Dubbed “HTTP/2 Rapid Reset,” the vulnerability can only be exploited for denial of service—it doesn't allow attackers to remotely take over a server or exfiltrate data. But an attack doesn't need to be fancy to cause major problems—availability is vital for access to any digital service, from critical infrastructure to crucial information.
“DDoS attacks can have wide-ranging impacts to victim organizations, including loss of business and unavailability of mission-critical applications,” Google Cloud's Emil Kiner and Tim April wrote this week. “Time to recover from DDoS attacks can stretch well beyond the end of an attack.”
Another facet of the situation is where the vulnerability came from. Rapid Reset isn't in a particular piece of software but in the specification for the HTTP/2 network protocol used for loading webpages. Developed by the Internet Engineering Task Force (IETF), HTTP/2 has been around for about eight years and is the faster, more efficient successor to the classic internet protocol HTTP. HTTP/2 works better on mobile and uses less bandwidth, so it has been extremely widely adopted. IETF is currently developing HTTP/3.
“Because the attack abuses an underlying weakness in the HTTP/2 protocol, we believe any vendor that has implemented HTTP/2 will be subject to the attack,” Cloudflare's Lucas Pardue and Julien Desgats wrote this week. Though it seems that there are a minority of implementations that are not impacted by Rapid Reset, Pardue and Desgats emphasize that the problem is broadly relevant to "every modern web server.”
Unlike a Windows bug that gets patched by Microsoft or a Safari bug that gets patched by Apple, a flaw in a protocol can't be fixed by one central entity because each website implements the standard in its own way. When major cloud services and DDoS-defense providers create fixes for their services, it goes a long way toward protecting everyone who uses their infrastructure. But organizations and individuals running their own web servers need to work out their own protections.

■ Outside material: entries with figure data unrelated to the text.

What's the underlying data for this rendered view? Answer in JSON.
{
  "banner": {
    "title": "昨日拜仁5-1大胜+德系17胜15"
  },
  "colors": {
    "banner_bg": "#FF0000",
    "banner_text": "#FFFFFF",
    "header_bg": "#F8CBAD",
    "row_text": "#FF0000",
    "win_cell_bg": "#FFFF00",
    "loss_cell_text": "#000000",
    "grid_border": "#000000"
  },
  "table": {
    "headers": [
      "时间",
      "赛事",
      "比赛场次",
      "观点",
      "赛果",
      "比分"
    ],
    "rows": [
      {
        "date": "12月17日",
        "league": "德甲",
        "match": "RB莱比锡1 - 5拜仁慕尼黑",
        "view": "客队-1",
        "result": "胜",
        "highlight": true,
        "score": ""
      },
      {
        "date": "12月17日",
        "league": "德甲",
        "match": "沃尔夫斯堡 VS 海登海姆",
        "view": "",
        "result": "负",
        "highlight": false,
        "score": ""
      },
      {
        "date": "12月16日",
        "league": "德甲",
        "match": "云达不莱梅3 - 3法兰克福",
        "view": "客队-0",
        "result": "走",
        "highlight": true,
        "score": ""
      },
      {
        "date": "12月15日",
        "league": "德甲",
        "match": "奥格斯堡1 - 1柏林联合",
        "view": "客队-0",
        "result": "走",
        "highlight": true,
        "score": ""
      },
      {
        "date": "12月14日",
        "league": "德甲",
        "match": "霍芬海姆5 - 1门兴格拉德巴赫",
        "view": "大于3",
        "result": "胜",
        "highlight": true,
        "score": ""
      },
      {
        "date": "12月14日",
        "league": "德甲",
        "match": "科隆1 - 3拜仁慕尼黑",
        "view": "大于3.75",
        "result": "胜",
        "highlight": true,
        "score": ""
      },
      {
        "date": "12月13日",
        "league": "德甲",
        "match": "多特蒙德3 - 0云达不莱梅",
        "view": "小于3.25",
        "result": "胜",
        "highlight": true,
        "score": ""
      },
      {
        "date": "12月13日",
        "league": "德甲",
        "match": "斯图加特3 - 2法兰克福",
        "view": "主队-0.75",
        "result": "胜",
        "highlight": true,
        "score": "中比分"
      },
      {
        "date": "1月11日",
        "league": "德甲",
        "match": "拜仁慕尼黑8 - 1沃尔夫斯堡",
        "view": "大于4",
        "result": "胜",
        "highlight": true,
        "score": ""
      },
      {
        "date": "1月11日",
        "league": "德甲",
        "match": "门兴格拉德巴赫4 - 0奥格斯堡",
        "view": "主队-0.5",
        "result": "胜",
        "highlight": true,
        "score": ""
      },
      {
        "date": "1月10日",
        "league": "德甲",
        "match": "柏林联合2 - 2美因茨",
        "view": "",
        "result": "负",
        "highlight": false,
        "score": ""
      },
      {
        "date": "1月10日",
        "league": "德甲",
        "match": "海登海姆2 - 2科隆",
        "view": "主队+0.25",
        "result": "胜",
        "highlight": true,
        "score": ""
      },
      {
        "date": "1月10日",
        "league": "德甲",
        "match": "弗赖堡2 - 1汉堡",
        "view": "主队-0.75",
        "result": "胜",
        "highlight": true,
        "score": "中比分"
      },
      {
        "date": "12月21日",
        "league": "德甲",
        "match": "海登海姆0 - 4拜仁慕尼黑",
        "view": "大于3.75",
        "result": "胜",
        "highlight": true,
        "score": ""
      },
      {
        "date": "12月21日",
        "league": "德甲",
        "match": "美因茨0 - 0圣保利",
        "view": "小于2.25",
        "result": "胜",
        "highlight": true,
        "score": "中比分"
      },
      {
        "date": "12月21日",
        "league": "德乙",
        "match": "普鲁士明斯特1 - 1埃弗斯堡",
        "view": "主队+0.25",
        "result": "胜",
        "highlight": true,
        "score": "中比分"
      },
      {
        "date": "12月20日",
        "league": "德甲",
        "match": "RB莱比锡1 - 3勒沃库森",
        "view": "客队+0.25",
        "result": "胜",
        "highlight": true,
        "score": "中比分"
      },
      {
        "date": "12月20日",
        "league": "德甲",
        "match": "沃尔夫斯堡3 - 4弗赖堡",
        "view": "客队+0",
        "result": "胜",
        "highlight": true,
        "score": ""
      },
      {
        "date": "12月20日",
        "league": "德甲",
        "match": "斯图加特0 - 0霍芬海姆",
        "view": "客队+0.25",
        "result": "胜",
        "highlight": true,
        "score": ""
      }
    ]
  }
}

Dan Lorenc, a longtime open source software researcher and CEO of the software supply chain security company ChainGuard, points out that the situation is an example of a time when the availability of open source and the prevalence of code reuse (versus always building everything from scratch) is an advantage, because many web servers have likely copied their HTTP/2 implementation from somewhere else rather than reinvent the wheel. If these projects are maintained, they will develop Rapid Reset fixes that can proliferate out to users.
It will take years to reach full adoption of these patches, though, and there will still be some services that did their own HTTP/2 implementation from scratch and don't have a patch coming from anywhere else.

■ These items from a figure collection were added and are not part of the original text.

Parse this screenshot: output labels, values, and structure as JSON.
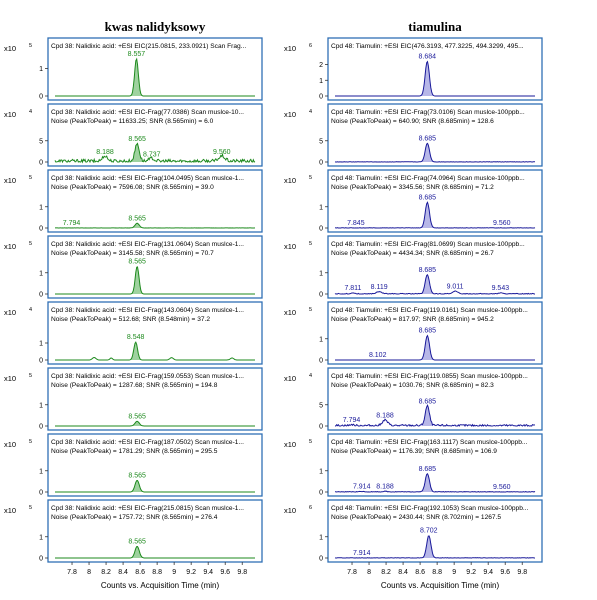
{
  "colors": {
    "green_line": "#1e8a1e",
    "green_fill": "#9fd29f",
    "blue_line": "#1a1a9a",
    "blue_fill": "#b7b7e8",
    "frame": "#2f6fb5",
    "axis": "#333333"
  },
  "columns": [
    {
      "title": "kwas nalidyksowy",
      "xlabel": "Counts vs. Acquisition Time (min)",
      "xlim": [
        7.6,
        9.95
      ],
      "ticks": [
        "7.8",
        "8",
        "8.2",
        "8.4",
        "8.6",
        "8.8",
        "9",
        "9.2",
        "9.4",
        "9.6",
        "9.8"
      ]
    },
    {
      "title": "tiamulina",
      "xlabel": "Counts vs. Acquisition Time (min)",
      "xlim": [
        7.6,
        9.95
      ],
      "ticks": [
        "7.8",
        "8",
        "8.2",
        "8.4",
        "8.6",
        "8.8",
        "9",
        "9.2",
        "9.4",
        "9.6",
        "9.8"
      ]
    }
  ],
  "chart_data": [
    {
      "type": "line",
      "column": 0,
      "row": 0,
      "scale_label": "x10",
      "exponent": "5",
      "header1": "Cpd 38: Nalidixic acid: +ESI EIC(215.0815, 233.0921) Scan Frag...",
      "header2": "",
      "y_ticks": [
        "0",
        "1"
      ],
      "ylim": [
        0,
        1.6
      ],
      "peaks": [
        {
          "x": 8.557,
          "h": 1.35,
          "w": 0.022,
          "label": "8.557",
          "fill": true
        }
      ],
      "baseline_noise": 0.0
    },
    {
      "type": "line",
      "column": 0,
      "row": 1,
      "scale_label": "x10",
      "exponent": "4",
      "header1": "Cpd 38: Nalidixic acid: +ESI EIC-Frag(77.0386) Scan muslce-10...",
      "header2": "Noise (PeakToPeak) = 11633.25; SNR (8.565min) = 6.0",
      "y_ticks": [
        "0",
        "5"
      ],
      "ylim": [
        0,
        8
      ],
      "peaks": [
        {
          "x": 8.565,
          "h": 4.2,
          "w": 0.025,
          "label": "8.565",
          "fill": true
        },
        {
          "x": 8.188,
          "h": 1.2,
          "w": 0.03,
          "label": "8.188",
          "fill": false
        },
        {
          "x": 8.737,
          "h": 0.6,
          "w": 0.03,
          "label": "8.737",
          "fill": false
        },
        {
          "x": 9.56,
          "h": 1.2,
          "w": 0.035,
          "label": "9.560",
          "fill": false
        }
      ],
      "baseline_noise": 0.9
    },
    {
      "type": "line",
      "column": 0,
      "row": 2,
      "scale_label": "x10",
      "exponent": "5",
      "header1": "Cpd 38: Nalidixic acid: +ESI EIC-Frag(104.0495) Scan muslce-1...",
      "header2": "Noise (PeakToPeak) = 7596.08; SNR (8.565min) = 39.0",
      "y_ticks": [
        "0",
        "1"
      ],
      "ylim": [
        0,
        1.6
      ],
      "peaks": [
        {
          "x": 8.565,
          "h": 0.22,
          "w": 0.025,
          "label": "8.565",
          "fill": true
        },
        {
          "x": 7.794,
          "h": 0.0,
          "w": 0.02,
          "label": "7.794",
          "fill": false
        }
      ],
      "baseline_noise": 0.01
    },
    {
      "type": "line",
      "column": 0,
      "row": 3,
      "scale_label": "x10",
      "exponent": "5",
      "header1": "Cpd 38: Nalidixic acid: +ESI EIC-Frag(131.0604) Scan muslce-1...",
      "header2": "Noise (PeakToPeak) = 3145.58; SNR (8.565min) = 70.7",
      "y_ticks": [
        "0",
        "1"
      ],
      "ylim": [
        0,
        1.6
      ],
      "peaks": [
        {
          "x": 8.565,
          "h": 1.3,
          "w": 0.022,
          "label": "8.565",
          "fill": true
        }
      ],
      "baseline_noise": 0.0
    },
    {
      "type": "line",
      "column": 0,
      "row": 4,
      "scale_label": "x10",
      "exponent": "4",
      "header1": "Cpd 38: Nalidixic acid: +ESI EIC-Frag(143.0604) Scan muslce-1...",
      "header2": "Noise (PeakToPeak) = 512.68; SNR (8.548min) = 37.2",
      "y_ticks": [
        "0",
        "1"
      ],
      "ylim": [
        0,
        2.0
      ],
      "peaks": [
        {
          "x": 8.548,
          "h": 1.05,
          "w": 0.022,
          "label": "8.548",
          "fill": true
        },
        {
          "x": 8.06,
          "h": 0.15,
          "w": 0.02,
          "label": "",
          "fill": false
        },
        {
          "x": 8.26,
          "h": 0.12,
          "w": 0.015,
          "label": "",
          "fill": false
        },
        {
          "x": 8.97,
          "h": 0.14,
          "w": 0.02,
          "label": "",
          "fill": false
        },
        {
          "x": 9.68,
          "h": 0.12,
          "w": 0.02,
          "label": "",
          "fill": false
        }
      ],
      "baseline_noise": 0.0
    },
    {
      "type": "line",
      "column": 0,
      "row": 5,
      "scale_label": "x10",
      "exponent": "5",
      "header1": "Cpd 38: Nalidixic acid: +ESI EIC-Frag(159.0553) Scan muslce-1...",
      "header2": "Noise (PeakToPeak) = 1287.68; SNR (8.565min) = 194.8",
      "y_ticks": [
        "0",
        "1"
      ],
      "ylim": [
        0,
        1.6
      ],
      "peaks": [
        {
          "x": 8.565,
          "h": 0.22,
          "w": 0.025,
          "label": "8.565",
          "fill": true
        }
      ],
      "baseline_noise": 0.0
    },
    {
      "type": "line",
      "column": 0,
      "row": 6,
      "scale_label": "x10",
      "exponent": "5",
      "header1": "Cpd 38: Nalidixic acid: +ESI EIC-Frag(187.0502) Scan muslce-1...",
      "header2": "Noise (PeakToPeak) = 1781.29; SNR (8.565min) = 295.5",
      "y_ticks": [
        "0",
        "1"
      ],
      "ylim": [
        0,
        1.6
      ],
      "peaks": [
        {
          "x": 8.565,
          "h": 0.55,
          "w": 0.025,
          "label": "8.565",
          "fill": true
        }
      ],
      "baseline_noise": 0.0
    },
    {
      "type": "line",
      "column": 0,
      "row": 7,
      "scale_label": "x10",
      "exponent": "5",
      "header1": "Cpd 38: Nalidixic acid: +ESI EIC-Frag(215.0815) Scan muslce-1...",
      "header2": "Noise (PeakToPeak) = 1757.72; SNR (8.565min) = 276.4",
      "y_ticks": [
        "0",
        "1"
      ],
      "ylim": [
        0,
        1.6
      ],
      "peaks": [
        {
          "x": 8.565,
          "h": 0.55,
          "w": 0.025,
          "label": "8.565",
          "fill": true
        }
      ],
      "baseline_noise": 0.0
    },
    {
      "type": "line",
      "column": 1,
      "row": 0,
      "scale_label": "x10",
      "exponent": "6",
      "header1": "Cpd 48: Tiamulin: +ESI EIC(476.3193, 477.3225, 494.3299, 495...",
      "header2": "",
      "y_ticks": [
        "0",
        "1",
        "2"
      ],
      "ylim": [
        0,
        2.8
      ],
      "peaks": [
        {
          "x": 8.684,
          "h": 2.2,
          "w": 0.025,
          "label": "8.684",
          "fill": true
        }
      ],
      "baseline_noise": 0.0
    },
    {
      "type": "line",
      "column": 1,
      "row": 1,
      "scale_label": "x10",
      "exponent": "4",
      "header1": "Cpd 48: Tiamulin: +ESI EIC-Frag(73.0106) Scan muslce-100ppb...",
      "header2": "Noise (PeakToPeak) = 640.90; SNR (8.685min) = 128.6",
      "y_ticks": [
        "0",
        "5"
      ],
      "ylim": [
        0,
        8
      ],
      "peaks": [
        {
          "x": 8.685,
          "h": 4.4,
          "w": 0.025,
          "label": "8.685",
          "fill": true
        }
      ],
      "baseline_noise": 0.1
    },
    {
      "type": "line",
      "column": 1,
      "row": 2,
      "scale_label": "x10",
      "exponent": "5",
      "header1": "Cpd 48: Tiamulin: +ESI EIC-Frag(74.0964) Scan muslce-100ppb...",
      "header2": "Noise (PeakToPeak) = 3345.56; SNR (8.685min) = 71.2",
      "y_ticks": [
        "0",
        "1"
      ],
      "ylim": [
        0,
        1.6
      ],
      "peaks": [
        {
          "x": 8.685,
          "h": 1.2,
          "w": 0.025,
          "label": "8.685",
          "fill": true
        },
        {
          "x": 7.845,
          "h": 0.0,
          "w": 0.02,
          "label": "7.845",
          "fill": false
        },
        {
          "x": 9.56,
          "h": 0.0,
          "w": 0.02,
          "label": "9.560",
          "fill": false
        }
      ],
      "baseline_noise": 0.02
    },
    {
      "type": "line",
      "column": 1,
      "row": 3,
      "scale_label": "x10",
      "exponent": "5",
      "header1": "Cpd 48: Tiamulin: +ESI EIC-Frag(81.0699) Scan muslce-100ppb...",
      "header2": "Noise (PeakToPeak) = 4434.34; SNR (8.685min) = 26.7",
      "y_ticks": [
        "0",
        "1"
      ],
      "ylim": [
        0,
        1.6
      ],
      "peaks": [
        {
          "x": 8.685,
          "h": 0.9,
          "w": 0.025,
          "label": "8.685",
          "fill": true
        },
        {
          "x": 7.811,
          "h": 0.05,
          "w": 0.02,
          "label": "7.811",
          "fill": false
        },
        {
          "x": 8.119,
          "h": 0.1,
          "w": 0.03,
          "label": "8.119",
          "fill": false
        },
        {
          "x": 9.011,
          "h": 0.12,
          "w": 0.03,
          "label": "9.011",
          "fill": false
        },
        {
          "x": 9.543,
          "h": 0.05,
          "w": 0.02,
          "label": "9.543",
          "fill": false
        }
      ],
      "baseline_noise": 0.04
    },
    {
      "type": "line",
      "column": 1,
      "row": 4,
      "scale_label": "x10",
      "exponent": "5",
      "header1": "Cpd 48: Tiamulin: +ESI EIC-Frag(119.0161) Scan muslce-100ppb...",
      "header2": "Noise (PeakToPeak) = 817.97; SNR (8.685min) = 945.2",
      "y_ticks": [
        "0",
        "1"
      ],
      "ylim": [
        0,
        1.6
      ],
      "peaks": [
        {
          "x": 8.685,
          "h": 1.15,
          "w": 0.025,
          "label": "8.685",
          "fill": true
        },
        {
          "x": 8.102,
          "h": 0.0,
          "w": 0.02,
          "label": "8.102",
          "fill": false
        }
      ],
      "baseline_noise": 0.0
    },
    {
      "type": "line",
      "column": 1,
      "row": 5,
      "scale_label": "x10",
      "exponent": "4",
      "header1": "Cpd 48: Tiamulin: +ESI EIC-Frag(119.0855) Scan muslce-100ppb...",
      "header2": "Noise (PeakToPeak) = 1030.76; SNR (8.685min) = 82.3",
      "y_ticks": [
        "0",
        "5"
      ],
      "ylim": [
        0,
        8
      ],
      "peaks": [
        {
          "x": 8.685,
          "h": 4.6,
          "w": 0.025,
          "label": "8.685",
          "fill": true
        },
        {
          "x": 8.188,
          "h": 1.3,
          "w": 0.03,
          "label": "8.188",
          "fill": false
        },
        {
          "x": 7.794,
          "h": 0.2,
          "w": 0.02,
          "label": "7.794",
          "fill": false
        }
      ],
      "baseline_noise": 0.5
    },
    {
      "type": "line",
      "column": 1,
      "row": 6,
      "scale_label": "x10",
      "exponent": "5",
      "header1": "Cpd 48: Tiamulin: +ESI EIC-Frag(163.1117) Scan muslce-100ppb...",
      "header2": "Noise (PeakToPeak) = 1176.39; SNR (8.685min) = 106.9",
      "y_ticks": [
        "0",
        "1"
      ],
      "ylim": [
        0,
        1.6
      ],
      "peaks": [
        {
          "x": 8.685,
          "h": 0.85,
          "w": 0.025,
          "label": "8.685",
          "fill": true
        },
        {
          "x": 7.914,
          "h": 0.02,
          "w": 0.02,
          "label": "7.914",
          "fill": false
        },
        {
          "x": 8.188,
          "h": 0.03,
          "w": 0.02,
          "label": "8.188",
          "fill": false
        },
        {
          "x": 9.56,
          "h": 0.0,
          "w": 0.02,
          "label": "9.560",
          "fill": false
        }
      ],
      "baseline_noise": 0.03
    },
    {
      "type": "line",
      "column": 1,
      "row": 7,
      "scale_label": "x10",
      "exponent": "6",
      "header1": "Cpd 48: Tiamulin: +ESI EIC-Frag(192.1053) Scan muslce-100ppb...",
      "header2": "Noise (PeakToPeak) = 2430.44; SNR (8.702min) = 1267.5",
      "y_ticks": [
        "0",
        "1"
      ],
      "ylim": [
        0,
        1.6
      ],
      "peaks": [
        {
          "x": 8.702,
          "h": 1.05,
          "w": 0.025,
          "label": "8.702",
          "fill": true
        },
        {
          "x": 7.914,
          "h": 0.0,
          "w": 0.02,
          "label": "7.914",
          "fill": false
        }
      ],
      "baseline_noise": 0.02
    }
  ]
}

“It's important to note that the big tech companies discovered this while it was being actively exploited,” Lorenc says. “It can be used to take a service down like operational tech or industrial control. That’s scary.”

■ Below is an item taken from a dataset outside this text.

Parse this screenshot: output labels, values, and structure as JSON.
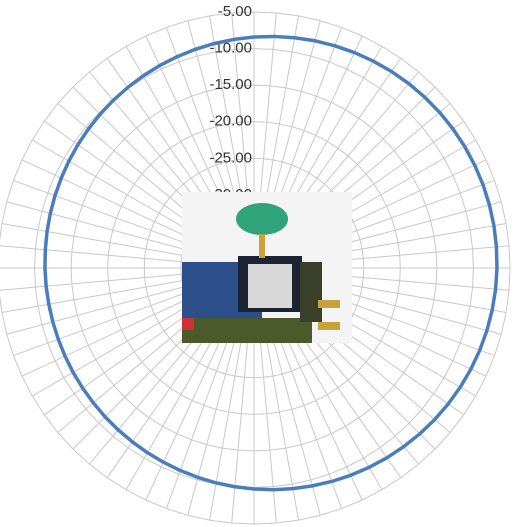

Though the string of recent DDoS attacks on Google, Cloudflare, Microsoft, and Amazon raised the alarm for being so large, the companies were ultimately able to repel the attacks, which didn't cause lasting damage. But just by carrying out the assaults, hackers revealed the existence of the protocol vulnerability and how it could be exploited—a cause and effect known in the security community as “burning a zero day.” Even though the patching process will take time, and some web servers will remain vulnerable long term, the internet is safer now than if attackers hadn't shown their cards by exploiting the flaw.
“A bug like this in the standard is unusual, it's a novel vulnerability and was a valuable finding for whoever first discovered it,” Lorenc says. “They could have saved it or even probably sold it for a lot of money. I'm always going to be curious about the mystery of why someone decided to burn this one.”